Newton's Interfaith educators model unity and COLLABORATION



Liz Shiro, Director of Temple Shalom’s Grades K-5 Education program.



For the last three years, I’ve been involved with the Interfaith Educators group in Newton. This group is an offshoot of the Newton Interfaith Clergy Association and is made up of a diverse group of religious educators from different faith traditions and backgrounds. We meet monthly and have informal discussions about what is happening in the faith communities where we work as educators. We learn together about faith formation and education in our respective settings and use our discussions and our learning to deepen the work we do in our own communities. It is deeply meaningful to sit with a diverse group of educators and discuss what is important to our communities and see how this is the same and different across religious organizations. Some topics we have covered are planning retreats, teen engagement, inclusion, and teaching faith and prayer.
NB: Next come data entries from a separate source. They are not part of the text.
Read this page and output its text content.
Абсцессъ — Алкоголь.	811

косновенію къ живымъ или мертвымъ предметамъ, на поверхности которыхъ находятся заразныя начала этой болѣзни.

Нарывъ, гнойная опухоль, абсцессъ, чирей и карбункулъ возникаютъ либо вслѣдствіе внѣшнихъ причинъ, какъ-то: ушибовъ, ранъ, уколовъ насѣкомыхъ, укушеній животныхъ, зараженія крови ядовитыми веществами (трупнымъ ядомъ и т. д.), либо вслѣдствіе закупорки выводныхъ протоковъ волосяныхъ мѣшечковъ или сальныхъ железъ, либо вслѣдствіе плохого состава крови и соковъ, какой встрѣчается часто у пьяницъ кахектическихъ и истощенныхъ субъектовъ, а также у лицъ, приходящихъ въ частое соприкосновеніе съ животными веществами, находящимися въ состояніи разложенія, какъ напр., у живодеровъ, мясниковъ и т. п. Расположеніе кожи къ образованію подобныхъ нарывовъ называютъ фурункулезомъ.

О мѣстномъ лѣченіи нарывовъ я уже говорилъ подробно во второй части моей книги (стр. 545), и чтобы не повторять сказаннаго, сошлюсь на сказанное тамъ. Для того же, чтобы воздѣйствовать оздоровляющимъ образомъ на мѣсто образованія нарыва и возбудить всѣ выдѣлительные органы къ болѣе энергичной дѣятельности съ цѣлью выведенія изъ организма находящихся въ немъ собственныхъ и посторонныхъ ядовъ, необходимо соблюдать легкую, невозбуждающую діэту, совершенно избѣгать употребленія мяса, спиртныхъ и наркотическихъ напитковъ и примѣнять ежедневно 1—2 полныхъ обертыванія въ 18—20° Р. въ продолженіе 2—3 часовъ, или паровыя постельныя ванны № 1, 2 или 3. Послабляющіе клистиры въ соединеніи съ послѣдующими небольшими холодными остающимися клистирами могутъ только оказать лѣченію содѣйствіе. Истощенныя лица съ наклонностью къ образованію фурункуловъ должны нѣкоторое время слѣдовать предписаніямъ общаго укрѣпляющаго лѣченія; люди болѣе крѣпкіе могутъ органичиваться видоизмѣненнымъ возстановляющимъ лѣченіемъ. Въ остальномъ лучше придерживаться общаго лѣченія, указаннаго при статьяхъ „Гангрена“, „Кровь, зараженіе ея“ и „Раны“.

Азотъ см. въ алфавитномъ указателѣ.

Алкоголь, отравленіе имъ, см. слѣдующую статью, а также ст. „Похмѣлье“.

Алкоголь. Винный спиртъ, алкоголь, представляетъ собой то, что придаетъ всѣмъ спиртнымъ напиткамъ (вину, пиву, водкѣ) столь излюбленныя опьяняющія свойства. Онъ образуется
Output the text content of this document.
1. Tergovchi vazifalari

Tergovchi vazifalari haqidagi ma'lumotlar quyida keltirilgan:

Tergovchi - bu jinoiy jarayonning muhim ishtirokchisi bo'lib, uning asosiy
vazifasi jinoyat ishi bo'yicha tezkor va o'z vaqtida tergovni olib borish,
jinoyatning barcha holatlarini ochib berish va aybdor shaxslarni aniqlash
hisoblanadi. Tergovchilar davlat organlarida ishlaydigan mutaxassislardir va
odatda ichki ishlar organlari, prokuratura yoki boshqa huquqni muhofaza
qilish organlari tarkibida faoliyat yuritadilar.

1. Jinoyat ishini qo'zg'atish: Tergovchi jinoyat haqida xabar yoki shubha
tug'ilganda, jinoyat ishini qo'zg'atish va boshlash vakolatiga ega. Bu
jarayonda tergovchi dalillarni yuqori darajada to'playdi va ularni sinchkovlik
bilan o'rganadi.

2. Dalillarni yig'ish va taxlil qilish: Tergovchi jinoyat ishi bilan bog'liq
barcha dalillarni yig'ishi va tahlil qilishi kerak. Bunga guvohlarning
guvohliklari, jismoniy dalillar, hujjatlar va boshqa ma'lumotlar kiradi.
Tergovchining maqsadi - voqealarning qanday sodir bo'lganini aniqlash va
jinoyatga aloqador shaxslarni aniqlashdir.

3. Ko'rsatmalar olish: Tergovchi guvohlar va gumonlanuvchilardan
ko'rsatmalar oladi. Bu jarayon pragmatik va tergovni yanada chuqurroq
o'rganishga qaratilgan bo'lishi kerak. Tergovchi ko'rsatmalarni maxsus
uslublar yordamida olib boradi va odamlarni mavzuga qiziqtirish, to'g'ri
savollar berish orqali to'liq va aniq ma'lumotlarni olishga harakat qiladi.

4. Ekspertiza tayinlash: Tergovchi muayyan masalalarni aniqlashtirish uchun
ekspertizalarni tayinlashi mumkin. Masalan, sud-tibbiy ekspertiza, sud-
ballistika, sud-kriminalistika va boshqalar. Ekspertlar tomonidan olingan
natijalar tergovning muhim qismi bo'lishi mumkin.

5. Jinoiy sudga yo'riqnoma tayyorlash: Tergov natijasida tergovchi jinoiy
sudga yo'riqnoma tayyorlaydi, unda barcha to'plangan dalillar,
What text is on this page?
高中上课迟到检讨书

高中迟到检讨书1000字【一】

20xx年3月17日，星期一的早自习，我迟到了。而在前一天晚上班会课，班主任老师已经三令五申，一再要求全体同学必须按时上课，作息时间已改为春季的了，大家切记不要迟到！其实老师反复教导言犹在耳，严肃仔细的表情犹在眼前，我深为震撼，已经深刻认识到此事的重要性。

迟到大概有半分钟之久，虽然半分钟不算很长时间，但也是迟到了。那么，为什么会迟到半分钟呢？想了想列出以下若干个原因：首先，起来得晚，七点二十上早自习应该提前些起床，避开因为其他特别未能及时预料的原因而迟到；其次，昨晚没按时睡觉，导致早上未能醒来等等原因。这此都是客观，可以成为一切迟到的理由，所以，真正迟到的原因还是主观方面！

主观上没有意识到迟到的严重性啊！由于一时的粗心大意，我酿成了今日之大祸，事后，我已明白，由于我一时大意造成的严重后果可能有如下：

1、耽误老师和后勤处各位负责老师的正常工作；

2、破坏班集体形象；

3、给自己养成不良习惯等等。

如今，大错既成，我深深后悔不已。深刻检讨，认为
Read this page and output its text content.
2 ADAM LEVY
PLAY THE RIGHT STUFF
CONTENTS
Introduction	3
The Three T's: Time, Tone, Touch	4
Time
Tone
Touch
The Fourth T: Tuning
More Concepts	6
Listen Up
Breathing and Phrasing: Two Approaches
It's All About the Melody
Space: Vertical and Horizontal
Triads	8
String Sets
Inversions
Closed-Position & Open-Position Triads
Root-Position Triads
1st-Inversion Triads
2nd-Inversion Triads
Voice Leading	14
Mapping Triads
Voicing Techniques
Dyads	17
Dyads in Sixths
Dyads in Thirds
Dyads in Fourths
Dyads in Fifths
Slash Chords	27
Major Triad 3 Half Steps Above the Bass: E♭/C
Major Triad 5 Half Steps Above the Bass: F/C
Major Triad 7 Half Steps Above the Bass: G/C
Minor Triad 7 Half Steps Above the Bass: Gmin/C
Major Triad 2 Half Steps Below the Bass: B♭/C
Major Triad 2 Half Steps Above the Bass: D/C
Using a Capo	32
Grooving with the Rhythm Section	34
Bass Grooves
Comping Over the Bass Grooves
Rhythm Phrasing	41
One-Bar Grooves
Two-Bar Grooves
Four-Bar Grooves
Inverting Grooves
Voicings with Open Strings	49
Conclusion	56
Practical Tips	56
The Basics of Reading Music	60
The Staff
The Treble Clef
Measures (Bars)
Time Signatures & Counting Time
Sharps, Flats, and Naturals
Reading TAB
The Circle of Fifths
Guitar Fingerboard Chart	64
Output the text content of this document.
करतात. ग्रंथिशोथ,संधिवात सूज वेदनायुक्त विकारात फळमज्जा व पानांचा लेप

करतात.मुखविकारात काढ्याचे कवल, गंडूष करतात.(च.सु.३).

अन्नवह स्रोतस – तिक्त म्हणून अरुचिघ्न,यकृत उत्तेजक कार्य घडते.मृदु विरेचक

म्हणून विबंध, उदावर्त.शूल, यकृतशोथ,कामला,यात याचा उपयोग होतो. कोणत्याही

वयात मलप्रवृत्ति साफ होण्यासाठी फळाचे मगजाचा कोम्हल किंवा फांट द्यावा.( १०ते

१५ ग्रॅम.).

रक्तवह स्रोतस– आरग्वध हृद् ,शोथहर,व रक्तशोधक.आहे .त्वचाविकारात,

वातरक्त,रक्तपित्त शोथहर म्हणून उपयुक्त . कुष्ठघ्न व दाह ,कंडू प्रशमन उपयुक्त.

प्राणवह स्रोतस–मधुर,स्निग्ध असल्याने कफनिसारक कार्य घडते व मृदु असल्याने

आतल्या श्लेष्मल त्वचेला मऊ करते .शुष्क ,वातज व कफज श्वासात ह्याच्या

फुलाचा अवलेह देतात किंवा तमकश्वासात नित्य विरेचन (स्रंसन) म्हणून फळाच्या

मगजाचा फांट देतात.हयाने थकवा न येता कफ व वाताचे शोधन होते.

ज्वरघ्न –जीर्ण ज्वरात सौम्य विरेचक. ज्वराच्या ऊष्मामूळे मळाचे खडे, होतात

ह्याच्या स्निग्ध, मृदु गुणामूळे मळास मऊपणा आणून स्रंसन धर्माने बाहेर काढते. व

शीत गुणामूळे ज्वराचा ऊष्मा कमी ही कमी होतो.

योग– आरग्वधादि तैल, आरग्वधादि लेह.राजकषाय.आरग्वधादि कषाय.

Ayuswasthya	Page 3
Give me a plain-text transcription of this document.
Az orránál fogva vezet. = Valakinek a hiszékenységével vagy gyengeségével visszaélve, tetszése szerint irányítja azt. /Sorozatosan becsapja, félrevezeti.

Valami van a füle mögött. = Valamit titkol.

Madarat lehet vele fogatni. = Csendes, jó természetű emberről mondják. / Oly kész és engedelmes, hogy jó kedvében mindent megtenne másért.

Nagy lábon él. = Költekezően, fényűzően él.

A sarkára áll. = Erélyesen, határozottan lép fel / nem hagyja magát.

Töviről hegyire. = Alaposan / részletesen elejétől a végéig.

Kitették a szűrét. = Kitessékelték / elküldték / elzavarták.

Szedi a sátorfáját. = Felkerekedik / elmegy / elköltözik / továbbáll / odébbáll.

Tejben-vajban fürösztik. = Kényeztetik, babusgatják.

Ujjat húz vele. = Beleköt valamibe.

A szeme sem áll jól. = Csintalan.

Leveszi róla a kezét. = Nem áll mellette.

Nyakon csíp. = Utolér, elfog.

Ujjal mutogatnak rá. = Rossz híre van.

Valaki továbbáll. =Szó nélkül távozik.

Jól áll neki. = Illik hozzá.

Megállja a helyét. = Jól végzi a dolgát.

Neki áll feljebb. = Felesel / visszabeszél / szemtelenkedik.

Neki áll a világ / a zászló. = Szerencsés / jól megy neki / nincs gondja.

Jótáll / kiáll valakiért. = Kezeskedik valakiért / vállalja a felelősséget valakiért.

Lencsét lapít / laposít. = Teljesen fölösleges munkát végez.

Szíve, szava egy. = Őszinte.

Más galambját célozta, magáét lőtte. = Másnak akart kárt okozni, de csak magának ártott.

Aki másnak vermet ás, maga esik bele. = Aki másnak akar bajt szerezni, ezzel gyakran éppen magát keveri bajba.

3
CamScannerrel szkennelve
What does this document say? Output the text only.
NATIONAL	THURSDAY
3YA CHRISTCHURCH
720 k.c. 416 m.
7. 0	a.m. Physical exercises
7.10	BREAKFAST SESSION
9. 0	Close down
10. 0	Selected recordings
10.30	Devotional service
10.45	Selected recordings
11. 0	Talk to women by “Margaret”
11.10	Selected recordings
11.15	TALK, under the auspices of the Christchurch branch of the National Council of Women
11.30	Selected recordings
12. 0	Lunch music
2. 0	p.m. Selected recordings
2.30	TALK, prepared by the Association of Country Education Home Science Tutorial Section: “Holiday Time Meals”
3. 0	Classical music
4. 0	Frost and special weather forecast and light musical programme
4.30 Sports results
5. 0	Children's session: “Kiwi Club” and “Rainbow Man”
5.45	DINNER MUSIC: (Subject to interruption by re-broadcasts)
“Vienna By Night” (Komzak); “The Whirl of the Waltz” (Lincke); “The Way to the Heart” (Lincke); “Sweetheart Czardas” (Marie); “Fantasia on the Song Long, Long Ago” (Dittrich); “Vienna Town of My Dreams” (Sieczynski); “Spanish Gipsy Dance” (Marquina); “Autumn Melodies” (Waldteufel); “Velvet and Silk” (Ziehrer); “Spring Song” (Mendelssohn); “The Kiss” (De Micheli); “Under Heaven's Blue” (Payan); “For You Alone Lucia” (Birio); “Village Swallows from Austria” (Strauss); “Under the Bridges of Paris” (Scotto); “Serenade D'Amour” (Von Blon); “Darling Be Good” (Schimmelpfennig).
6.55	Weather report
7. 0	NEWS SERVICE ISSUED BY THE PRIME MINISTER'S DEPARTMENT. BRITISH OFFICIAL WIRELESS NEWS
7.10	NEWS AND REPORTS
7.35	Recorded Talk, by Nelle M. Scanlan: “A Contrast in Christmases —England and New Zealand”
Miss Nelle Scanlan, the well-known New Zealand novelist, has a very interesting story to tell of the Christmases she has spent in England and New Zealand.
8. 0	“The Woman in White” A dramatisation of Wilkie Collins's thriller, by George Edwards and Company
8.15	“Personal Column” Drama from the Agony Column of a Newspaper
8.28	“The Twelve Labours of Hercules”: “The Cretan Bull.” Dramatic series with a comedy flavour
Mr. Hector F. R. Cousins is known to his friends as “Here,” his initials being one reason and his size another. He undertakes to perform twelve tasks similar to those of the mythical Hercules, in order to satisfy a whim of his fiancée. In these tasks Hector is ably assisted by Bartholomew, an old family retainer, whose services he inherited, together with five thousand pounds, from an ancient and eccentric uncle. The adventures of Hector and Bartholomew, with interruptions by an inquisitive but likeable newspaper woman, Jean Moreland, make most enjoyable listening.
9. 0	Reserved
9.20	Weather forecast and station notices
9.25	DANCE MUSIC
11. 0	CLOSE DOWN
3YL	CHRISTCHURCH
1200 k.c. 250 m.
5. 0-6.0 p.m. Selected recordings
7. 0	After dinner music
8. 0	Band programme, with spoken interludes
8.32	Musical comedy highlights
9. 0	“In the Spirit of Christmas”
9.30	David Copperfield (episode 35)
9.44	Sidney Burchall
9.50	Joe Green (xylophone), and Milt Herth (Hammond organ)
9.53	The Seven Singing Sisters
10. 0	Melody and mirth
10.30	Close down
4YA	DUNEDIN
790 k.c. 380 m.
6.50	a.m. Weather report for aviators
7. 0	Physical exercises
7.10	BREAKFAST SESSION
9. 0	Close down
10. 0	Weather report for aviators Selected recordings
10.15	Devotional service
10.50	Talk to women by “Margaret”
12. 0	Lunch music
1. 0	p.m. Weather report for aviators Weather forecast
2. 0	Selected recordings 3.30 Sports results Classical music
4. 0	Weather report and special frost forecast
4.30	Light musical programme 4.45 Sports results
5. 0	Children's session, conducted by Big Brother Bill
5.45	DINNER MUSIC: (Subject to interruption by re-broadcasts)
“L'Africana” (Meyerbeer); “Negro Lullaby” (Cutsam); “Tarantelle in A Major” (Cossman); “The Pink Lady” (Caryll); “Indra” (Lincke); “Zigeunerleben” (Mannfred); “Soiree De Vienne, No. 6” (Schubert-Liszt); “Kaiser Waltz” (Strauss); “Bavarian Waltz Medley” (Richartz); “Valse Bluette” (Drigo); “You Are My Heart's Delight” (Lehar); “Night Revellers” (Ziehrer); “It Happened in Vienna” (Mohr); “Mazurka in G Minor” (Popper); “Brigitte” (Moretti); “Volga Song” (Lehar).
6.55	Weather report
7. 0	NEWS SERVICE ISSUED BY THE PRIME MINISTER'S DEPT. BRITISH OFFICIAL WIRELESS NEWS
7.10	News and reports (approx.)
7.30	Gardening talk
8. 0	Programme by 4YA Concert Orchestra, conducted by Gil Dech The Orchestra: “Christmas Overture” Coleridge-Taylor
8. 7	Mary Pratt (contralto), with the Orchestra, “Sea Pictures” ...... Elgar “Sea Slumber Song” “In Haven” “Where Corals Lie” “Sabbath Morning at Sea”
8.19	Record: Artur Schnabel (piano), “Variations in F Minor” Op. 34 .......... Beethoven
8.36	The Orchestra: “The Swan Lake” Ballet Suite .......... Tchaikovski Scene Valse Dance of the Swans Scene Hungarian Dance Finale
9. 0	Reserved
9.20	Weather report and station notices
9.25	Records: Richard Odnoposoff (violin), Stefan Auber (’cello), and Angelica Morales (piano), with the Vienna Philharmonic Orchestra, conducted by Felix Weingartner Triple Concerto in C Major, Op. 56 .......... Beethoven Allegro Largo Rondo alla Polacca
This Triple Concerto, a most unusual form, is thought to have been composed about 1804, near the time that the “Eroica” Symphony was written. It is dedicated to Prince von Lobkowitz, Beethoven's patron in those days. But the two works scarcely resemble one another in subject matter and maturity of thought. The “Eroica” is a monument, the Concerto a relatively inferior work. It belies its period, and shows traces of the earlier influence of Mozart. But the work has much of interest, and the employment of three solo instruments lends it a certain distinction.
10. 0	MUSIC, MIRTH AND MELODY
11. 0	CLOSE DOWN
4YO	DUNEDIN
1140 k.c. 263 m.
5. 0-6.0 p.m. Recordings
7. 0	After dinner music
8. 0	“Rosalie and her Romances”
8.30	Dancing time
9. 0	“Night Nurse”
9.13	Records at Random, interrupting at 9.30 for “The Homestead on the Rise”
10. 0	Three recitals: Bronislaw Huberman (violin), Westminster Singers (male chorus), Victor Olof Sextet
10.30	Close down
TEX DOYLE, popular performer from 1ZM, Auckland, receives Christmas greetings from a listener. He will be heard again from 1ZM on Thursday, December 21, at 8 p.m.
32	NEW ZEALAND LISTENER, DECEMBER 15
A few weeks ago, John Boopalan, Minister for Community Life at First Baptist Church of Newton Centre asked if I would come and teach his students about Passover. I was honored to be asked and of course said yes. One of the many differences between Sunday school at most churches and Sunday school at synagogues like Temple Shalom is that no registration is required. I was told to plan a lesson for 2-15 kids ages 5-12 and teach the story of Passover. I had no idea what to expect. Having grown up in Sharon, Massachusetts, which at the time was 80% Jewish, and living my life immersed in Judaism - I have limited exposure to what non-Jewish students know about Judaism. I planned my lesson assuming the kids would already know something about Passover. I was very surprised that of the 5 students who showed up (in grades K, 1, 3, and 5), only one had been to a Seder (a specific type of Passover celebration), but she didn’t know what it was called and she remembered it based on learning about searching for the afikomen (a piece of Matzah that is hidden during the Seder that children play a game to find). One student had heard of Moses. They told me they didn’t know what Matzah was and had never seen the movie, Prince of Egypt. The students knew about Egypt and the Nile River.





I planned on reading a story (I had 5 to pick from) and organized a few educational activities. I started with one book, switched to another, and then finally decided to tell the story of Passover. I realized quickly that in one 45-minute lesson, the details of what happens at a Seder were probably not the most important part of Passover for someone who wasn’t Jewish. Instead, I shared the Biblical story and then we had fun recreating parts of the story with Legos (frogs and the parting of the sea) and two of the kids decorated dishes for saltwater (an item we use during the Seder).


I spent a meaningful morning with the kids at First Baptist Church. At the same time, I also learned a great deal about myself and my own faith community. From this experience, it was clear to me just how many assumptions I make about how much people who are not Jewish know or don’t know about Judaism. It reminded me of how important it is to educate our own community so we can then educate others outside of our community about who we are and what we believe. This year, as the Jewish community has experienced in increase in anti-Semitism, I now understand more fully how participating in interfaith dialogue is so important. Good interfaith dialogue asks us to examine how we perceive those of other faiths, put aside our presumptions and stereotypes, and then work to establish commonalities and connection. Often, we learn that those we perceive to be different from us, are not really different at all. We may express our religion in different ways, but religion, faith, tradition, and community are important to everyone. I feel proud and honored to be a part of a group of educators who have our own interfaith discussions and look forward to continuing to find ways for all of us to learn from each other as we celebrate our differences and uncover what we have in common.